As you can see I have my work cut out for me. Even typing the full titles of the non fiction books makes me a bit weak in the knees. However, I’m intrigued and excited to get started. I’ll also have to amend my list soon as 2019’s winners are announced. Then 2020, and so on.
And that, my friends, is how a habit grows its wings.

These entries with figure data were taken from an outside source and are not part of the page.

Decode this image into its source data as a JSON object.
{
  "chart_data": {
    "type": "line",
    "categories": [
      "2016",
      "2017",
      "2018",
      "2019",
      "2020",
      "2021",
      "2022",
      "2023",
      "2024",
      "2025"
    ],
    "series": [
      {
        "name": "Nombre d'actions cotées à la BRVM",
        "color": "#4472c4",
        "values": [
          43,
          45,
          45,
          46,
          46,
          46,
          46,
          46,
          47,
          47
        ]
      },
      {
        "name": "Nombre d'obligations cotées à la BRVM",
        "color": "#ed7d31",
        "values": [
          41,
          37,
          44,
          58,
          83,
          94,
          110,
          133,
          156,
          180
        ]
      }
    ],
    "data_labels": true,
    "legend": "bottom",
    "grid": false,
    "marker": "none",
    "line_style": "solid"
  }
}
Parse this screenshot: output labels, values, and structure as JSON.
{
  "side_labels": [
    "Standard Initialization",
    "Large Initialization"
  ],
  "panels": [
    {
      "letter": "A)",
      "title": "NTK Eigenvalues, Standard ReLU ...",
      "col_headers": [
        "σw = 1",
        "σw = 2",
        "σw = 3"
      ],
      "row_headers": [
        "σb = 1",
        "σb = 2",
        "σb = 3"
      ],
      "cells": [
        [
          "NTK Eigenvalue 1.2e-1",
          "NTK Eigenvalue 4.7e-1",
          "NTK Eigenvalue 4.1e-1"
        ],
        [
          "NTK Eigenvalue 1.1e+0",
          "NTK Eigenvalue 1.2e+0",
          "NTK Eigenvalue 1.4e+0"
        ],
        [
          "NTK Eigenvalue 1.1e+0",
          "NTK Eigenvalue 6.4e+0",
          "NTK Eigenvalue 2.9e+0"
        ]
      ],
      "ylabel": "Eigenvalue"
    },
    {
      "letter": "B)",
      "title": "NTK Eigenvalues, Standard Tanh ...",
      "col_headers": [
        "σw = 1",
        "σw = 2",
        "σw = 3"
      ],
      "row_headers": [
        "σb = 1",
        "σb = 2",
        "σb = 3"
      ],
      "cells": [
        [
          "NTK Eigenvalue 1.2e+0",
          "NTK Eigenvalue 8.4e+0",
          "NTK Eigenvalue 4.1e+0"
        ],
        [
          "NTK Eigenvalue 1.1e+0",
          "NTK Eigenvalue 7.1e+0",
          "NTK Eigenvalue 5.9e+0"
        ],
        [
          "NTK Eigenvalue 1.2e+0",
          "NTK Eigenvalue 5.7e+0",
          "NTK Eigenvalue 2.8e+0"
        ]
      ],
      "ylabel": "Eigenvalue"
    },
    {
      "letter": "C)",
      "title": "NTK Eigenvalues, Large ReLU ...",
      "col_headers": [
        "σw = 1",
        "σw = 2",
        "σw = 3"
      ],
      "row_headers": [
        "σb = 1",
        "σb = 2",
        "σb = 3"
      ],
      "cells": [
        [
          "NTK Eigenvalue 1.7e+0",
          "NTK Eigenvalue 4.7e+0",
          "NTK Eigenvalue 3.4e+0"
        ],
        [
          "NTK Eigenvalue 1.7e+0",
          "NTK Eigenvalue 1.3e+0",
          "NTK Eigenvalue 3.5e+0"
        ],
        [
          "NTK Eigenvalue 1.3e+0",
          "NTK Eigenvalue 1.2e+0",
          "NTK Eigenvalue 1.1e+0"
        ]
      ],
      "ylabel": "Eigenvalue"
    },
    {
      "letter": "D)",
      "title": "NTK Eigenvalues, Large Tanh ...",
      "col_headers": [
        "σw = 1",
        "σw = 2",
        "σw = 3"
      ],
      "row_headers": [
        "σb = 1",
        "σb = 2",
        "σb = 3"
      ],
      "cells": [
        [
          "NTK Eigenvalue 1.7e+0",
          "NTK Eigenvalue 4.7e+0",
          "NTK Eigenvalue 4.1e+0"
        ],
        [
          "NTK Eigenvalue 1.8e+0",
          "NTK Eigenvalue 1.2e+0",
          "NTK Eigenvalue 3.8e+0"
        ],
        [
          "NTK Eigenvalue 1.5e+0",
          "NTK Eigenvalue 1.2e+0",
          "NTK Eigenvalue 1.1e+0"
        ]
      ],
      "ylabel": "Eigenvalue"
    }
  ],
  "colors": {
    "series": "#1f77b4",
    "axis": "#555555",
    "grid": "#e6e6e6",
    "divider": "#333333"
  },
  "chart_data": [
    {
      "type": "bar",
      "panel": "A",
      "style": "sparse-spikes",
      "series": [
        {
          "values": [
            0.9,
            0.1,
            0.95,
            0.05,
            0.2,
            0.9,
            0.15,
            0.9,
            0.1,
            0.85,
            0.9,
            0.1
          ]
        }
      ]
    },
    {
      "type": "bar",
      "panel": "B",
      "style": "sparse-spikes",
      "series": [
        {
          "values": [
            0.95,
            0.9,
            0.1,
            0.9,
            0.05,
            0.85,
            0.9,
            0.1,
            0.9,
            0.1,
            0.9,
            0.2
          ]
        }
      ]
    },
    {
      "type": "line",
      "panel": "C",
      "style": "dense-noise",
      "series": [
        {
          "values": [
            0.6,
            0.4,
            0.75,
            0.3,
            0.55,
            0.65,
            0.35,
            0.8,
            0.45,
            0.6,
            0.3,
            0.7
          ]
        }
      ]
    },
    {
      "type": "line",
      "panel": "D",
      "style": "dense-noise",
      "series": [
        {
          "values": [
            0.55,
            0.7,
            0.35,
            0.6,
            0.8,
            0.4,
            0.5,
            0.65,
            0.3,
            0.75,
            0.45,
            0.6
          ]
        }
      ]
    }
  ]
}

I have read 13 of the fiction and 9 of the non!!! Good luck!!! Can’t wait to see your thoughts!!!
Jeannine Thigpen says
I remember a towheaded, young woman bellied up to the bar at the Grey Moose in Ogden, Utah…with a book in her hand. Or carrying laundry from the car to her apartment…with a book in her other hand. That, indeed, is always how I remember you…with a book in your hand. This challenge is interesting and I made a similar, yet unfulfilled, vow to “read more of the classics.” Can you believe I haven’t read “Moby Dick?” Uncultured swine! After working as a 911 Dispatcher for almost 15 years, my mind was so conditioned to multitask that reading became a struggle, then an anxiety attack and I had to set it aside for years as focusing on one page just became impossible. Since my career change I am happy to say that I have started to read again and have finished 4 whole books in just 3 months!! Fantasy, medieval stuff, but books none the less. I am looking forward to the results of your mission and I am inspired to continue on my journey as well.